Guru Besar Keuangan di Universitas Hong Kong, Zhiwu Chen, kepada kantor berita Reuters, mengatakan salah satu perubahan signifikan dari China adalah tidak menekankan pembangunan ekonomi dan reformasi ekonomi. Dari Kongres PKC ke-14 hingga ke-19, pembangunan ekonomi, setiap kali, secara eksplisit dinyatakan sebagai misi utama partai, sedangkan kali ini tidak disebutkan. Sebaliknya, penekanannya ada pada pengembangan 'lengkap' dan 'menyeluruh'. "Artinya, bukan hanya pembangunan ekonomi tetapi juga pembangunan politik, sosial, lingkungan, dan budaya yang akan diusahakan PKC," ujarnya.
Namun, PKC tetap percaya masa depan Cina akan "terang" di bawah kepemimpinan Xi, terlepas dari berbagai persoalan domestik dan internasional yg dihadapi China. Jika Xi kembali memimpin, kata Rachmat, Indonesia dan negara-negara lain akan menjumpai China yang lebih ambisius dalam strategi pembangunan ekonomi, lebih agresif dalam politik luar negeri, dan semakin represif terhadap seruan untuk keterbukaan politik di dalam negeri. Secara garis besar, postur politik luar negeri China tidak akan banyak berubah.

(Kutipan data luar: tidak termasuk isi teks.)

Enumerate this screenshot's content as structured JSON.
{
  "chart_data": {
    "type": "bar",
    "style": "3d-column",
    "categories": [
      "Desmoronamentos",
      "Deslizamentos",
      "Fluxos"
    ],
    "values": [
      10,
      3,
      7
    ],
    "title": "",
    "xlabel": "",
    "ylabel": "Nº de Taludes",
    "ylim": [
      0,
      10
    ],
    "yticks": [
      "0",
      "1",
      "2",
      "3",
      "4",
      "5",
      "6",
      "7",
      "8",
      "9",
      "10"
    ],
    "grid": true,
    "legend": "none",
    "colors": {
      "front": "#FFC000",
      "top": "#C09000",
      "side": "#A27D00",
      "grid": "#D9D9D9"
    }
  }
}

"Hubungan dengan Amerika Serikat akan semakin tegang dan kemungkinan akan ada riak-riak kecil dalam relasi dengan Rusia. Isu Xinjiang, Tibet, Hong Kong, dan Taiwan akan tetap menjadi isu utama di China, sementara dinamika hubungan dgn negara-negara Asia Timur, Asia Tenggara, dan Asia Selatan akan selalu diprioritaskan," kata Rachmat.

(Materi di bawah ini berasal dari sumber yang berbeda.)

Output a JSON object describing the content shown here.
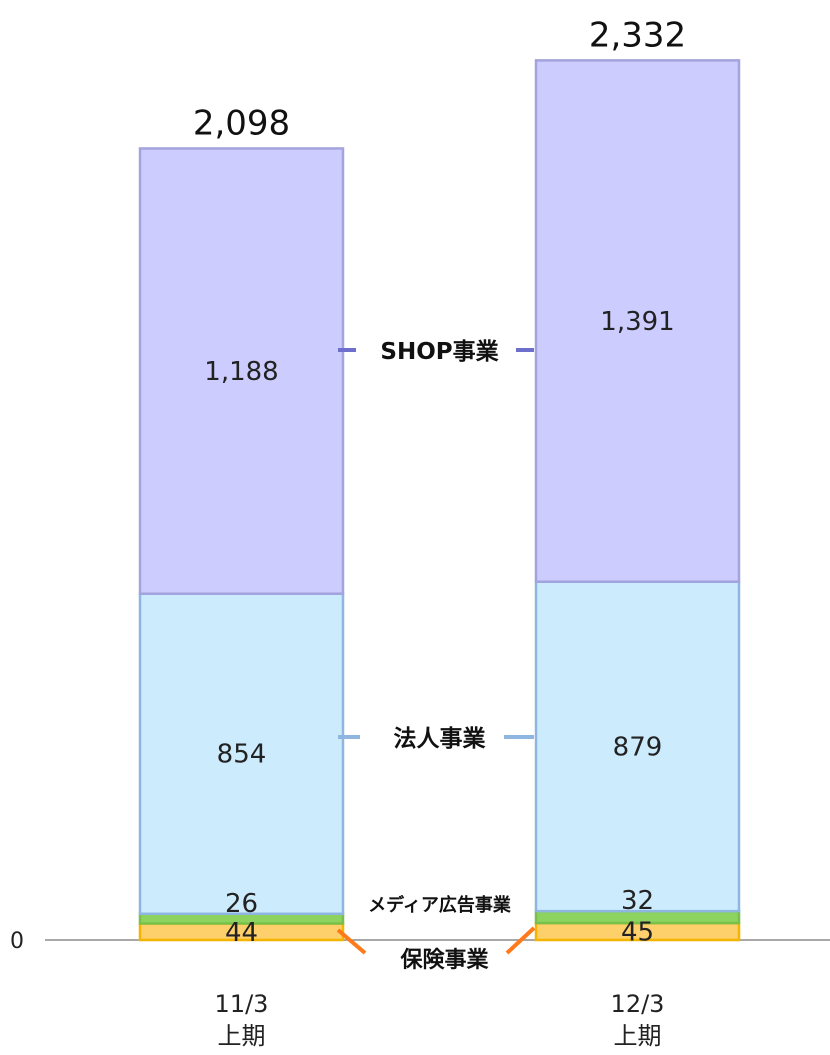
{
  "chart_data": {
    "type": "bar",
    "stacked": true,
    "categories": [
      [
        "11/3",
        "上期"
      ],
      [
        "12/3",
        "上期"
      ]
    ],
    "series": [
      {
        "name": "保険事業",
        "values": [
          44,
          45
        ],
        "color": "#FDD06B",
        "edge": "#F5B400",
        "label_color": "#FF7A1A"
      },
      {
        "name": "メディア広告事業",
        "values": [
          26,
          32
        ],
        "color": "#8DD35F",
        "edge": "#79C04A",
        "label_color": "#7DBE4E"
      },
      {
        "name": "法人事業",
        "values": [
          854,
          879
        ],
        "color": "#CCEBFD",
        "edge": "#8FB6E0",
        "label_color": "#8FB6E0"
      },
      {
        "name": "SHOP事業",
        "values": [
          1188,
          1391
        ],
        "color": "#CCCCFE",
        "edge": "#A3A3DD",
        "label_color": "#6E6ECC"
      }
    ],
    "totals": [
      "2,098",
      "2,332"
    ],
    "value_labels": [
      [
        "44",
        "45"
      ],
      [
        "26",
        "32"
      ],
      [
        "854",
        "879"
      ],
      [
        "1,188",
        "1,391"
      ]
    ],
    "y_tick": "0",
    "ylim": [
      0,
      2332
    ],
    "grid": false,
    "legend": "inline between bars"
  }
}
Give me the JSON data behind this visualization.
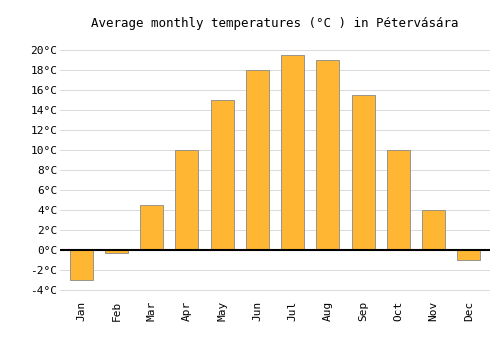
{
  "months": [
    "Jan",
    "Feb",
    "Mar",
    "Apr",
    "May",
    "Jun",
    "Jul",
    "Aug",
    "Sep",
    "Oct",
    "Nov",
    "Dec"
  ],
  "values": [
    -3.0,
    -0.3,
    4.5,
    10.0,
    15.0,
    18.0,
    19.5,
    19.0,
    15.5,
    10.0,
    4.0,
    -1.0
  ],
  "bar_color": "#FFB733",
  "bar_edge_color": "#888888",
  "title": "Average monthly temperatures (°C ) in Pétervására",
  "ytick_values": [
    -4,
    -2,
    0,
    2,
    4,
    6,
    8,
    10,
    12,
    14,
    16,
    18,
    20
  ],
  "ylim": [
    -4.8,
    21.5
  ],
  "background_color": "#ffffff",
  "grid_color": "#cccccc",
  "zero_line_color": "#000000",
  "title_fontsize": 9,
  "tick_fontsize": 8,
  "bar_width": 0.65
}
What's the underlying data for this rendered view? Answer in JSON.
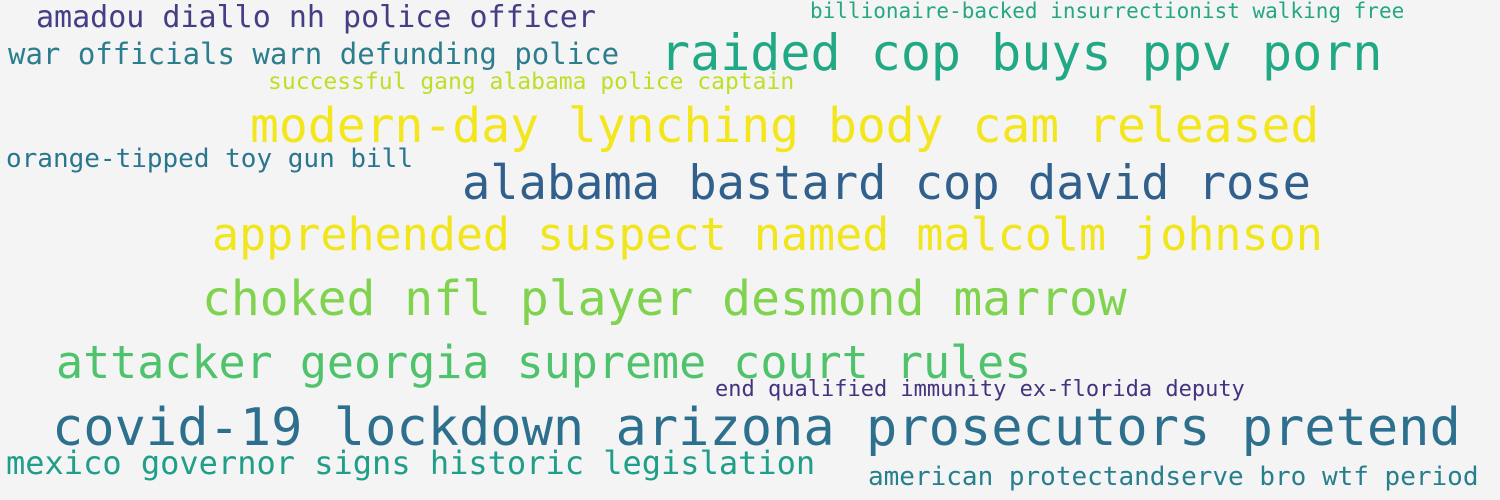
{
  "phrases": [
    {
      "id": "amadou",
      "text": "amadou diallo nh police officer",
      "color": "#433e85"
    },
    {
      "id": "billionaire",
      "text": "billionaire-backed insurrectionist walking free",
      "color": "#25a784"
    },
    {
      "id": "war",
      "text": "war officials warn defunding police",
      "color": "#2c7e8e"
    },
    {
      "id": "raided",
      "text": "raided cop buys ppv porn",
      "color": "#21a885"
    },
    {
      "id": "successful",
      "text": "successful gang alabama police captain",
      "color": "#bddf26"
    },
    {
      "id": "modern",
      "text": "modern-day lynching body cam released",
      "color": "#f4e61e"
    },
    {
      "id": "orange",
      "text": "orange-tipped toy gun bill",
      "color": "#2a768e"
    },
    {
      "id": "alabama",
      "text": "alabama bastard cop david rose",
      "color": "#31608d"
    },
    {
      "id": "apprehended",
      "text": "apprehended suspect named malcolm johnson",
      "color": "#f1e51d"
    },
    {
      "id": "choked",
      "text": "choked nfl player desmond marrow",
      "color": "#7fd34e"
    },
    {
      "id": "attacker",
      "text": "attacker georgia supreme court rules",
      "color": "#4ec36b"
    },
    {
      "id": "end",
      "text": "end qualified immunity ex-florida deputy",
      "color": "#46327e"
    },
    {
      "id": "covid",
      "text": "covid-19 lockdown arizona prosecutors pretend",
      "color": "#2d708e"
    },
    {
      "id": "mexico",
      "text": "mexico governor signs historic legislation",
      "color": "#1f9e89"
    },
    {
      "id": "american",
      "text": "american protectandserve bro wtf period",
      "color": "#277f8e"
    }
  ]
}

Pengajar Pemikiran Politik China pada Sekolah Tinggi Filsafat Driyarka Klaus Heinrich Raditio mengatakan terlepas dari sejumlah kritik dan kekurangannya terkait pekerja dan lingkungan hidup, Indonesia mendapatkan manfaat dari China. Sebaliknya, negara-negara Barat cenderung malah menghambat upaya Indonesia dan banyak negara berkembang untuk naik kelas. Keinginan Indonesia dan negara berkembang berhenti mengekspor bahan mentah dijawab Barat dengan gugatan. Sementara China menjawabnya dengan investasi.
Klaus tidak menampik, ada catatan dalam relasi China dengan negara berkembang lain. Di kawasan, catatan paling serius adalah perilaku Beijing di Laut China Selatan. Selain itu, terkait kerja sama pembangunan, aneka proyek China kerap dituding merusak lingkungan. Kondisi itu tidak lepas dari kerja sama yang asimetris. China menawarkan modal dan teknologi, sementara posisi mitranya membutuhkan pengembangan. "Pemerintah perlu menyeimbangkan ini," kata dia.